The Awakening – Is it Better Off to be Blind Toward Your Desires?

Kate Chopin’s 19th-century novel, The Awakening, provides a compelling social commentary that still holds relevance in today’s world. Indeed, with its complex plotline and nuanced characterization, Chopin urges the readers to consider important themes such as social restrictions of gender norms to the process of self-realization.

The story revolves around Edna Pontellier, a housewife of a wealthy man, Mr. Leonce Pontellier, and a mother of two in her late 20s. She goes through the process of self-realization to explore her complex inner world. While vacationing on an island off New Orleans, she meets Madame Adele Ratignolle and Mademoiselle Reisz. They spark Edna’s process of ‘awakening’ or realizing her identity beyond what society has told her for her entire life. She also meets a young, charming man named Robert at the beach, whom she starts to spend time with. Especially when Edna is starting to realize her own emotions, and as Robert and Edna are becoming romantically interested in each other, Robert accelerates this awakening process by allowing her to explore her sexual desires, which were previously subdued by the social conditions of marriage. However, Robert, who feels morally wary of the fact that he is growing in love with a married woman, decides to suddenly leave for Mexico, upsetting Edna, who is deeply infatuated with Robert. With the help of Mademoiselle Reisz, Edna finally admits her true feelings for him, and she pursues her newfound sexual desires by having a short-lived affair with Alcee Arobin while her husband and children are away. However, when Robert comes back, they both confess their feelings and kiss, but Robert quickly leaves, as he is racked with the guilt of being in love with a married woman. Distraught, she drowns herself as she believes death is the ultimate freedom away from her societal pressures and unhappy marriage, the pinnacle of her ‘awakening.’

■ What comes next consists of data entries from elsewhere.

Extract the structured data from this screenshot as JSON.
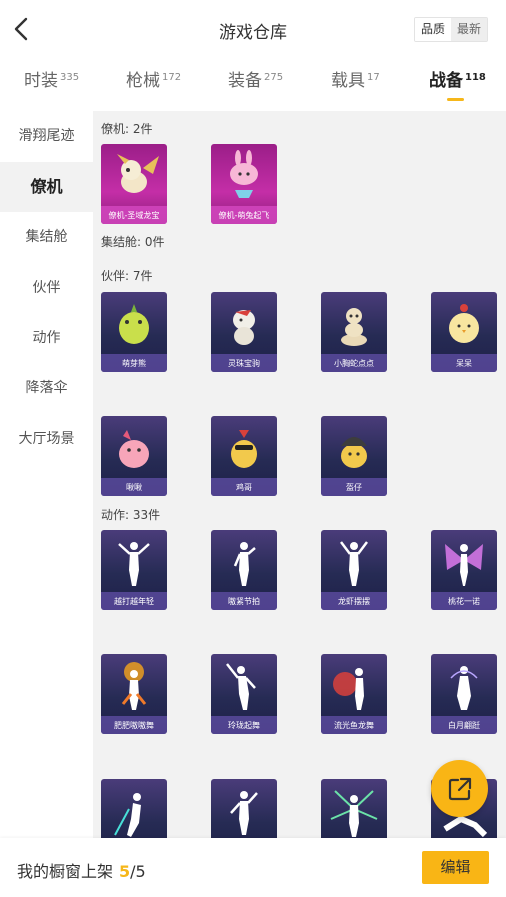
{
  "header": {
    "title": "游戏仓库",
    "sort_options": [
      "品质",
      "最新"
    ],
    "sort_active": "品质"
  },
  "tabs": [
    {
      "label": "时装",
      "count": "335"
    },
    {
      "label": "枪械",
      "count": "172"
    },
    {
      "label": "装备",
      "count": "275"
    },
    {
      "label": "载具",
      "count": "17"
    },
    {
      "label": "战备",
      "count": "118"
    }
  ],
  "active_tab": "战备",
  "sidebar": {
    "items": [
      "滑翔尾迹",
      "僚机",
      "集结舱",
      "伙伴",
      "动作",
      "降落伞",
      "大厅场景"
    ],
    "active": "僚机"
  },
  "sections": {
    "wingman": {
      "title": "僚机: 2件",
      "items": [
        "僚机-圣域龙宝",
        "僚机-萌兔起飞"
      ]
    },
    "pod": {
      "title": "集结舱: 0件"
    },
    "partner": {
      "title": "伙伴: 7件",
      "items": [
        "萌芽熊",
        "灵珠宝驹",
        "小胸蛇点点",
        "呆呆",
        "啾啾",
        "鸡哥",
        "盔仔"
      ]
    },
    "action": {
      "title": "动作: 33件",
      "items": [
        "越打越年轻",
        "嗷紧节拍",
        "龙虾摆摆",
        "桃花一诺",
        "肥肥嗷嗷舞",
        "玲珑起舞",
        "流光鱼龙舞",
        "白月翩跹",
        "",
        "",
        "",
        ""
      ]
    }
  },
  "bottom_bar": {
    "label": "我的橱窗上架",
    "current": "5",
    "separator": "/",
    "max": "5",
    "edit_label": "编辑"
  },
  "colors": {
    "accent": "#f9b515",
    "card_purple": "#2a2c58",
    "card_pink": "#c42ea7"
  }
}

This novel brings forward numerous themes that still hold today. Firstly, the novel explores the social limitations on 19th-century women. In his discussion with Edna, Robert alludes to her husband’s property, a normalized status of women in 19th century America. These social conventions not only restricted women in their occupations or physical state, as they were mostly limited to being housewives, but it also pressed intellectual limitations on women by preventing them from thinking more of themselves or understanding their identity as anything beyond the social conventions of a housewife and a mother. Women, since birth, are discouraged from independent thoughts, and this intellectual captivity is a concept explored in this novel. Indeed, Edna’s ‘awakening’ is her process of breaking free from both intellectual/emotional and physical/occupational captivity. The plot notes that this process starts with intellectual/emotional freedom first. The awakening process starts with emotional realization and self-expression, catalyzed by Madame Ratignolle.

Furthermore, Edna discovers her strength and finds joy in individual creation, originating from her intellectual and emotional freedom. Most critically to the plot, she finds the ability to feel the emotion of love and sexual desires, towards Robert, as part of her self-realization. Edna contrasts her freed self with Adele, who has not found emotional and intellectual freedom to know that there is more in life yet, feeling happy in her marriage. Once Edna reached self-realization and found intellectual and emotional freedom, she acted towards this freedom towards physical and occupational freedom, pursuing her love with Robert. As her pursuit of the relationship with Robert fails, Edna seeks physical and occupational freedom as a product of her intellectual and emotional freedom as she drowns herself because she believes that is the only path to freedom.